Los ensayos clínicos se rediseñaron para evaluar la eficacia del sildenafilo en hombres con disfunción eréctil. En 1993, se organizaron los primeros estudios específicos en hospitales británicos como el Southmead de Bristol y el Morriston de Swansea. Los voluntarios, esta vez, eran hombres de mediana edad, muchos con diabetes o enfermedades cardíacas, que no habían logrado mantener relaciones sexuales satisfactorias en años. El protocolo era, cuanto menos, curioso: se les pedía que vieran vídeos eróticos y se les colocaba un dispositivo en el pene para medir la respuesta fisiológica. Los resultados fueron tan positivos que algunos pacientes se negaban a devolver las pastillas, y otros relataban con entusiasmo cómo su vida de pareja había cambiado de la noche a la mañana.

El éxito fue tan rotundo que Pfizer patentó el sildenafilo en 1996 y, dos años después, la FDA estadounidense aprobó su comercialización bajo el nombre de Viagra. La pastilla azul, con su inconfundible forma de rombo, se convirtió en un fenómeno mundial desde el primer día. En los tres primeros meses, las ventas superaron los 400 millones de dólares, y pronto la cifra anual alcanzó los 1.800 millones.

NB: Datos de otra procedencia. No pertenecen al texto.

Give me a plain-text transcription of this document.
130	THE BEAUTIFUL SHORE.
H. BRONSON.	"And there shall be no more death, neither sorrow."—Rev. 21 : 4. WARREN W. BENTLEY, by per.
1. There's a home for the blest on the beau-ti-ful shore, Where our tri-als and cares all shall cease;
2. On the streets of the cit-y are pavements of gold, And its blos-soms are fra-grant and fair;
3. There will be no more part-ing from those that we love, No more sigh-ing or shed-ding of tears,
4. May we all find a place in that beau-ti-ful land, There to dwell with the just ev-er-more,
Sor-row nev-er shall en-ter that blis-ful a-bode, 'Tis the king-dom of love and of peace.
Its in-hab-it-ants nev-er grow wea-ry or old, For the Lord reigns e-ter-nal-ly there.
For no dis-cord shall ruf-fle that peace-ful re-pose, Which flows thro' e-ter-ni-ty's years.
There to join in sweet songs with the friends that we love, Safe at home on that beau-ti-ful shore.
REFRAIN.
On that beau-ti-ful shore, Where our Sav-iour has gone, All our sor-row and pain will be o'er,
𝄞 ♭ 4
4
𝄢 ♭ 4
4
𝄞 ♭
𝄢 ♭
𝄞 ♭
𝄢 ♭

La demanda era tal que, en algunos países, se formaban colas en las farmacias y el mercado negro floreció con imitaciones y falsificaciones.

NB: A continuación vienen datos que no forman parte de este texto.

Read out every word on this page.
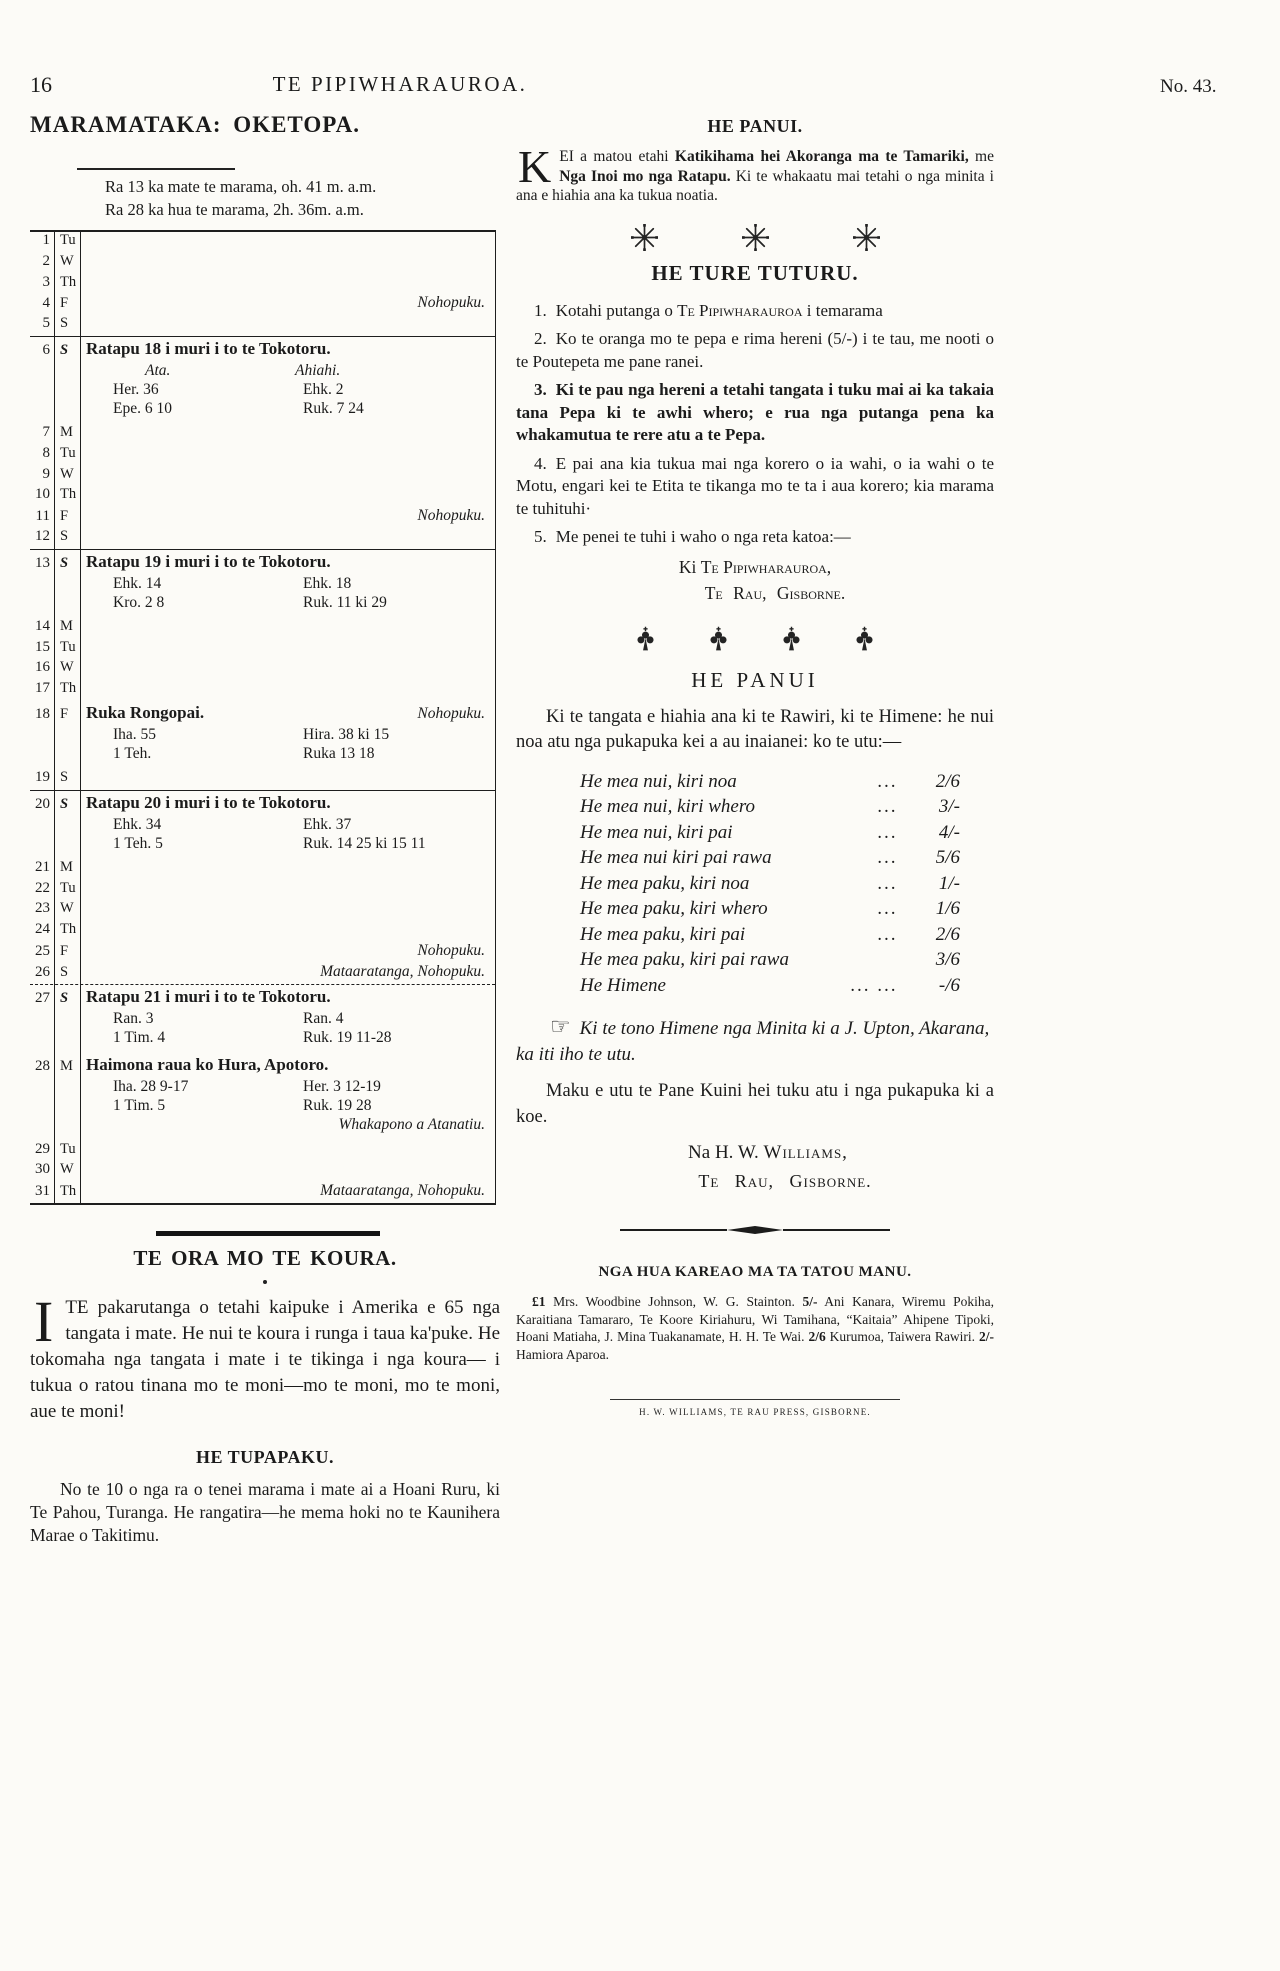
16	TE PIPIWHARAUROA.	No. 43.
MARAMATAKA: OKETOPA.

Ra 13 ka mate te marama, oh. 41 m. a.m.

Ra 28 ka hua te marama, 2h. 36m. a.m.

1 Tu
2 W
3 Th
4 F	Nohopuku.
5 S
6 S	Ratapu 18 i muri i to te Tokotoru.
Ata.	Ahiahi.
Her. 36	Ehk. 2
Epe. 6 10	Ruk. 7 24
7 M
8 Tu
9 W
10 Th
11 F	Nohopuku.
12 S
13 S	Ratapu 19 i muri i to te Tokotoru.
Ehk. 14	Ehk. 18
Kro. 2 8	Ruk. 11 ki 29
14 M
15 Tu
16 W
17 Th
18 F	Ruka Rongopai.	Nohopuku.
Iha. 55	Hira. 38 ki 15
1 Teh.	Ruka 13 18
19 S
20 S	Ratapu 20 i muri i to te Tokotoru.
Ehk. 34	Ehk. 37
1 Teh. 5	Ruk. 14 25 ki 15 11
21 M
22 Tu
23 W
24 Th
25 F	Nohopuku.
26 S	Mataaratanga, Nohopuku.
27 S	Ratapu 21 i muri i to te Tokotoru.
Ran. 3	Ran. 4
1 Tim. 4	Ruk. 19 11-28
28 M Haimona raua ko Hura, Apotoro.
Iha. 28 9-17	Her. 3 12-19
1 Tim. 5	Ruk. 19 28
Whakapono a Atanatiu.
29 Tu
30 W
31 Th	Mataaratanga, Nohopuku.
TE ORA MO TE KOURA.

ITE pakarutanga o tetahi kaipuke i Amerika e 65 nga tangata i mate. He nui te koura i runga i taua ka'puke. He tokomaha nga tangata i mate i te tikinga i nga koura— i tukua o ratou tinana mo te moni—mo te moni, mo te moni, aue te moni!

HE TUPAPAKU.

No te 10 o nga ra o tenei marama i mate ai a Hoani Ruru, ki Te Pahou, Turanga. He rangatira—he mema hoki no te Kaunihera Marae o Takitimu.

HE PANUI.

KEI a matou etahi Katikihama hei Akoranga ma te Tamariki, me Nga Inoi mo nga Ratapu. Ki te whakaatu mai tetahi o nga minita i ana e hiahia ana ka tukua noatia.

HE TURE TUTURU.

1. Kotahi putanga o Te Pipiwharauroa i temarama

2. Ko te oranga mo te pepa e rima hereni (5/-) i te tau, me nooti o te Poutepeta me pane ranei.

3. Ki te pau nga hereni a tetahi tangata i tuku mai ai ka takaia tana Pepa ki te awhi whero; e rua nga putanga pena ka whakamutua te rere atu a te Pepa.

4. E pai ana kia tukua mai nga korero o ia wahi, o ia wahi o te Motu, engari kei te Etita te tikanga mo te ta i aua korero; kia marama te tuhituhi·

5. Me penei te tuhi i waho o nga reta katoa:—

Ki Te Pipiwharauroa,

Te Rau, Gisborne.

HE PANUI

Ki te tangata e hiahia ana ki te Rawiri, ki te Himene: he nui noa atu nga pukapuka kei a au inaianei: ko te utu:—

He mea nui, kiri noa	...	2/6
He mea nui, kiri whero	...	3/-
He mea nui, kiri pai	...	4/-
He mea nui kiri pai rawa	...	5/6
He mea paku, kiri noa	...	1/-
He mea paku, kiri whero	...	1/6
He mea paku, kiri pai	...	2/6
He mea paku, kiri pai rawa	3/6
He Himene	... ...	-/6

☞ Ki te tono Himene nga Minita ki a J. Upton, Akarana, ka iti iho te utu.

Maku e utu te Pane Kuini hei tuku atu i nga pukapuka ki a koe.

Na H. W. Williams,

Te Rau, Gisborne.

NGA HUA KAREAO MA TA TATOU MANU.

£1 Mrs. Woodbine Johnson, W. G. Stainton. 5/- Ani Kanara, Wiremu Pokiha, Karaitiana Tamararo, Te Koore Kiriahuru, Wi Tamihana, “Kaitaia” Ahipene Tipoki, Hoani Matiaha, J. Mina Tuakanamate, H. H. Te Wai. 2/6 Kurumoa, Taiwera Rawiri. 2/- Hamiora Aparoa.

H. W. WILLIAMS, TE RAU PRESS, GISBORNE.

Pero la historia de la Viagra no es solo la de un éxito comercial. Es también la de un cambio social y cultural profundo. Hasta entonces, la disfunción eréctil era un tema tabú, asociado a la vergüenza, la pérdida de masculinidad y el envejecimiento. La llegada de la pastilla azul permitió hablar abiertamente del problema, buscar ayuda médica y, en muchos casos, recuperar la autoestima y la vida sexual. La palabra «impotencia» fue sustituida por el término clínico «disfunción eréctil», y la conversación pasó de la consulta clandestina a la sobremesa familiar. La Viagra demostró que, a veces, los grandes avances no nacen de la lógica, sino de la capacidad de ver lo extraordinario en lo aparentemente trivial.